Brain & Behavior Research Foundation announces recipients of NARSAD Young Investigator Grants

The Brain & Behavior Research Foundation today announced the award of its NARSAD Young Investigator Grants valued at more than $13 million to 191 of the world's most promising young scientists. The $70,000 grants ($35,000 a year for two years) support the work of promising young scientists with innovative ideas for groundbreaking neurobiological research seeking to identify causes, improve treatments and develop prevention strategies for psychiatric disorders that affect one in four people, including addiction, attention-deficit hyperactive disorder, anxiety, autism spectrum disorder, bipolar disorder, borderline personality, depression, eating disorders, obsessive compulsive disorder, post-traumatic stress, and schizophrenia.

Recipients of the 28th annual NARSAD Young Investigator Grants are from 70 institutions in 16 countries. They were selected by the Foundation's Scientific Council, which is comprised of 150 leading experts across disciplines in brain and behavior research, including two Nobel Prizewinners; four former directors of the NIMH; four recipients of the National Medal of Science; 13 members of the National Academy of Sciences; 20 chairs of Psychiatry and Neuroscience Departments at leading medical institutions; and 45 members of the Institute of Medicine.

"We are grateful to all of our donors for making this important research possible," says Foundation President and CEO Jeffrey Borenstein, M.D. "The work of these young scientists will improve prevention, diagnosis and treatment, and brings us closer to finding cures to alleviate the suffering of people with mental illness."

According to Dr. Borenstein, the Foundation's successful model for funding brain research not only supports scientists throughout their careers, but can make a huge difference in the career of young investigators, permitting them to begin careers as independent research faculty or garner pilot data for innovative ideas to develop "proof of concept" for their work.

Once the grant project is complete, these young investigators usually go on to receive subsequent funding valued at 11 to 19 times the original grant amount. In many cases, NARSAD Grants offer the first critical support for a young scientist's work that may not otherwise receive funding.

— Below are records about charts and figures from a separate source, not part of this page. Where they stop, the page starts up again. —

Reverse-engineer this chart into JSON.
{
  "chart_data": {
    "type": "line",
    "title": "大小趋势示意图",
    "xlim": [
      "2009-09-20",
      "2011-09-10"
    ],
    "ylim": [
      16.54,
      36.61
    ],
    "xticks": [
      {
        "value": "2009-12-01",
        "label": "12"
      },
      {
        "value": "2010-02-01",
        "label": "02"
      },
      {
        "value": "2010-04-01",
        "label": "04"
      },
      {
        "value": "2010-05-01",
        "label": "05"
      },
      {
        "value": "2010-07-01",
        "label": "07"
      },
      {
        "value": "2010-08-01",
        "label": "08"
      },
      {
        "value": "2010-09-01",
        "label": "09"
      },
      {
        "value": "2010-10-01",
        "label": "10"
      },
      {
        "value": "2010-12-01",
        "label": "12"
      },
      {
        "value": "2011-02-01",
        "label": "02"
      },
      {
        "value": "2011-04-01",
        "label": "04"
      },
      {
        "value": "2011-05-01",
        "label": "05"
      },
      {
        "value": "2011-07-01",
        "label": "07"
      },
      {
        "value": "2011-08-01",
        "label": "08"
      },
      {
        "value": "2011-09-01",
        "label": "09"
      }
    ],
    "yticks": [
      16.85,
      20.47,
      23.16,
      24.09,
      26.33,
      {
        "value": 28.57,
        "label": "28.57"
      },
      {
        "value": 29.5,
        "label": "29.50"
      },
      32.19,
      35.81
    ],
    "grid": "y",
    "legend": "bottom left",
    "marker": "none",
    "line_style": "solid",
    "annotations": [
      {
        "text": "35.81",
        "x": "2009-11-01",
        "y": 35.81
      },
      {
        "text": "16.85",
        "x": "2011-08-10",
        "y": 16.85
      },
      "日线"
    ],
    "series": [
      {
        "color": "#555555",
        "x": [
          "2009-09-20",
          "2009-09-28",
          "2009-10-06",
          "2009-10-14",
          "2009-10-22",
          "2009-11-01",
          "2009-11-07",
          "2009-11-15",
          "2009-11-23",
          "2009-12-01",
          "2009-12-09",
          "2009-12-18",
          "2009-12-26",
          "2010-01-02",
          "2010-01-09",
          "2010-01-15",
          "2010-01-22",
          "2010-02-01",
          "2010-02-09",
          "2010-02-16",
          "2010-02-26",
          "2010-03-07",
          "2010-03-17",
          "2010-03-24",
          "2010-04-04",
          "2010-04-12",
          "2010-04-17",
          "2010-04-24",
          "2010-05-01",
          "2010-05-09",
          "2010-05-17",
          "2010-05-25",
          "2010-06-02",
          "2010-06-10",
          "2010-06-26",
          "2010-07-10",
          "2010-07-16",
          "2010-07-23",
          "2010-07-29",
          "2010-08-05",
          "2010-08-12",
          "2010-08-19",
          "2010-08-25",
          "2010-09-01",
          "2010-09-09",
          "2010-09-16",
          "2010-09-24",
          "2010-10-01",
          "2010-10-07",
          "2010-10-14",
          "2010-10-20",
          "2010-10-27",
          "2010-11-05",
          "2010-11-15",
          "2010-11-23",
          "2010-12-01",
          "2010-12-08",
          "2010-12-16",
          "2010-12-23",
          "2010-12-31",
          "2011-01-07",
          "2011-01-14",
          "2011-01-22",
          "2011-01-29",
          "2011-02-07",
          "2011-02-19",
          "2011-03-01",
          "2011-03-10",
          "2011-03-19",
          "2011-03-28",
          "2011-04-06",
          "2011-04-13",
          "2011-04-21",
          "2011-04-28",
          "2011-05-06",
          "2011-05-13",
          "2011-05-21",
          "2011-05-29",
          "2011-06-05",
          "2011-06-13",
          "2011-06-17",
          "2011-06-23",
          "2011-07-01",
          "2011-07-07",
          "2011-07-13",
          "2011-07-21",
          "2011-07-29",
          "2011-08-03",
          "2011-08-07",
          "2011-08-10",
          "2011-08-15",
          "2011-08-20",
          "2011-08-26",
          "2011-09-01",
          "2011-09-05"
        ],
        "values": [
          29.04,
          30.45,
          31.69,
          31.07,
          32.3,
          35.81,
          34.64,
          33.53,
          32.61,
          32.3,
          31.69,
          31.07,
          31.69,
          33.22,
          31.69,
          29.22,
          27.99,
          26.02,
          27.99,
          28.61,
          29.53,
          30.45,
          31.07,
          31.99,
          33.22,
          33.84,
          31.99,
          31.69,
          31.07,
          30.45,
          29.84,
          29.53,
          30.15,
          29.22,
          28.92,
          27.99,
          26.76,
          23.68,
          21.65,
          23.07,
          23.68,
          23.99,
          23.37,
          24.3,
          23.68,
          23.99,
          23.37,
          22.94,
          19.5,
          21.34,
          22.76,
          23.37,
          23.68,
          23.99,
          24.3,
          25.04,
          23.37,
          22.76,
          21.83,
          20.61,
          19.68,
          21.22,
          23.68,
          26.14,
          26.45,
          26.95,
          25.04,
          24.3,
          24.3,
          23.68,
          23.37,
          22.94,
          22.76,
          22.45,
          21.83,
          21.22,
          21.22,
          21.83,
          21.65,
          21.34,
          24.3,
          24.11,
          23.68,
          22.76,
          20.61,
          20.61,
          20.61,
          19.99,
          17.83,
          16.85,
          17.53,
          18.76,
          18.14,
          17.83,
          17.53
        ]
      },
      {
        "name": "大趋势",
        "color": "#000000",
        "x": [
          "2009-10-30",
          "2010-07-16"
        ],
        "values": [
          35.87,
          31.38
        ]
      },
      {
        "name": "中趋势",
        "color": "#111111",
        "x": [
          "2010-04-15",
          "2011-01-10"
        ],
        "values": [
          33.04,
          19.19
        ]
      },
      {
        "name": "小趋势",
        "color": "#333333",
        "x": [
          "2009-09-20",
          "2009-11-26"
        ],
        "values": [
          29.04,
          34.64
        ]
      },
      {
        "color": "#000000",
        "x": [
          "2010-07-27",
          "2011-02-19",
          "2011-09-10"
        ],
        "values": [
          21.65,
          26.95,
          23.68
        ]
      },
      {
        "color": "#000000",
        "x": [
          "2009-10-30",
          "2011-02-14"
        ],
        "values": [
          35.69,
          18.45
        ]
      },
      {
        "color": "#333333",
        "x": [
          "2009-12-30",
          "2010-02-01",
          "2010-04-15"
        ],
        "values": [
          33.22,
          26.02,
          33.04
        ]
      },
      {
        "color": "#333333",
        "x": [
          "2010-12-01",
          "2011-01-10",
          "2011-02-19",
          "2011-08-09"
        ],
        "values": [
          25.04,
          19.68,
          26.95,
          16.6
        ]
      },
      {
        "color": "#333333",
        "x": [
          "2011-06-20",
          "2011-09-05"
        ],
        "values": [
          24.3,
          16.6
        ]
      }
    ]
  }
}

"More than 60 percent of our Young Investigators are focusing on the kind of basic research that will lead to understanding about how the healthy human brain gives rise to the miracle of thought and consciousness, and how genetic, cellular and circuit anomalies lead to the full panoply of brain disorders," says Herbert Pardes, M.D., President of the Foundation's Scientific Council and Executive Vice Chair of the Board of Trustees at New York-Presbyterian Hospital. "These grants fund the kind of high-risk, high-reward research that may change lives and end the suffering that psychiatric illnesses bring so many."

Since 1987, the Foundation has received more than 14,000 applications for 3,888 Young Investigator Grants awarded--an overall investment of $230 million resulting in more than $2.3 billion in subsequent research funding. Overall the Foundation has awarded more than $340 million to fund more than 5,000 grants to more than 4,000 leading scientists around the world. This has led to over $3 billion in additional funding for these scientists.

The Scientific Council reviewed more than 700 applications to select this year's 191 Young Investigators. In addition to the 60 percent of the projects funded for basic research to understand what happens in the brain to cause mental illness, approximately 30 percent of the grants fund projects that aim to develop next-generation therapies to reduce symptoms of mental illness and, ultimately, cure and prevent brain and behavior disorders. The remaining 10 percent, fund the development of new technologies to advance or create new ways of studying and understanding the brain.